Qualität und Sicherheit der Arbeitsplätze stünden auf dem Spiel, daher brauche es eine entschiedene industriepolitische Strategie, die über reine Wettbewerbsfähigkeit hinausgehe und Resilienz stärke. Reese betonte die Notwendigkeit einer aktiven Industriepolitik: Industrielle Strukturen müssten gezielt erhalten und gefördert werden. „Europa muss geschlossen handeln und Stärke zeigen“, betonte er. Investitionen in Infrastruktur und Transformation seien essenziell, um Wettbewerbsfähigkeit zu sichern. Eine IG Metall- und BDI-Studie beziffere den Investitionsbedarf in Deutschland auf über 600 Milliarden Euro – auch europaweit sei der Bedarf hoch. Fördermittel sollten jedoch an Standort- und Arbeitsplatzsicherung geknüpft sein. Ein weiteres zentrales Thema waren die Energiepreise. Reese forderte einen europäischen Ansatz zur Sicherstellung wettbewerbsfähiger Energiepreise. Der „Action Plan for Affordable Energy“ enthalte gute Ansätze, doch langfristige Lösungen seien nötig. Auch Bürokratieabbau sei wichtig, dürfe aber nicht zulasten von Arbeitnehmerrechten gehen. Stattdessen brauche es intelligente Digitalisierung und eine kohärente politische Abstimmung.

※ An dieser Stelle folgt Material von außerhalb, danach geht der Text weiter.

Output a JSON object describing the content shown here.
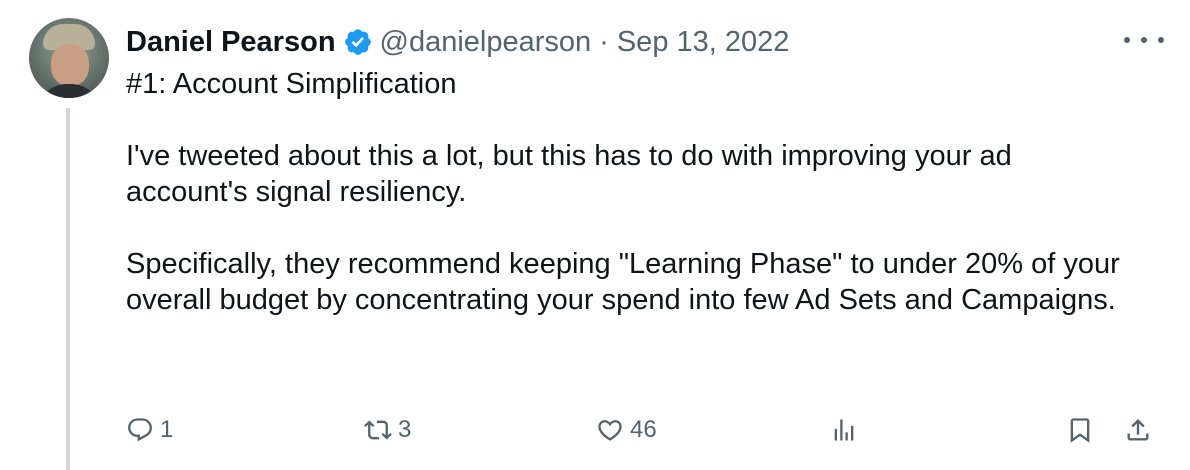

Am Ende zeigte sich Reese optimistisch. Europa könne den Wandel hin zu einer nachhaltigen, resilienten und vernetzten Industrie bewältigen: „Eine starke europäische Industrie, die Wohlstand schafft und sichere Arbeitsplätze bietet, ist der Garant für ein starkes Europa. Lassen Sie uns gemeinsam daran arbeiten!“
Diskussion: „Wettbewerbsfähigkeit und Transformation – kommt jetzt der Wandel für die europäische und deutsche Industrie?“
In der anschließenden Diskussion wurden die Schlagworte des Abends vertieft diskutiert. Moderatorin Monika Jones bat Staatssekretär Philipp (BMWK), Tanja Gönner (BDI), Heiko Reese (IG Metall), Estelle Göger (Europäische Kommission), Matthias Ecke (EU Parlament), Michael Vassiliadis (IndustriALL Europe) und Markus Beyrer (Business Europe) ihre Plätze einzunehmen. Sie zoomte mit gezielten Fragen auf die akzentuierten Herausforderungen der europäischen Industriepolitik: Welche Prioritäten muss die EU jetzt setzen? Welche Maßnahmen sind nötig, um Wettbewerbsfähigkeit, Transformation und Wohlstand langfristig zu sichern – und damit auch unsere Umwelt, unternehmerische Freiheit und Demokratie?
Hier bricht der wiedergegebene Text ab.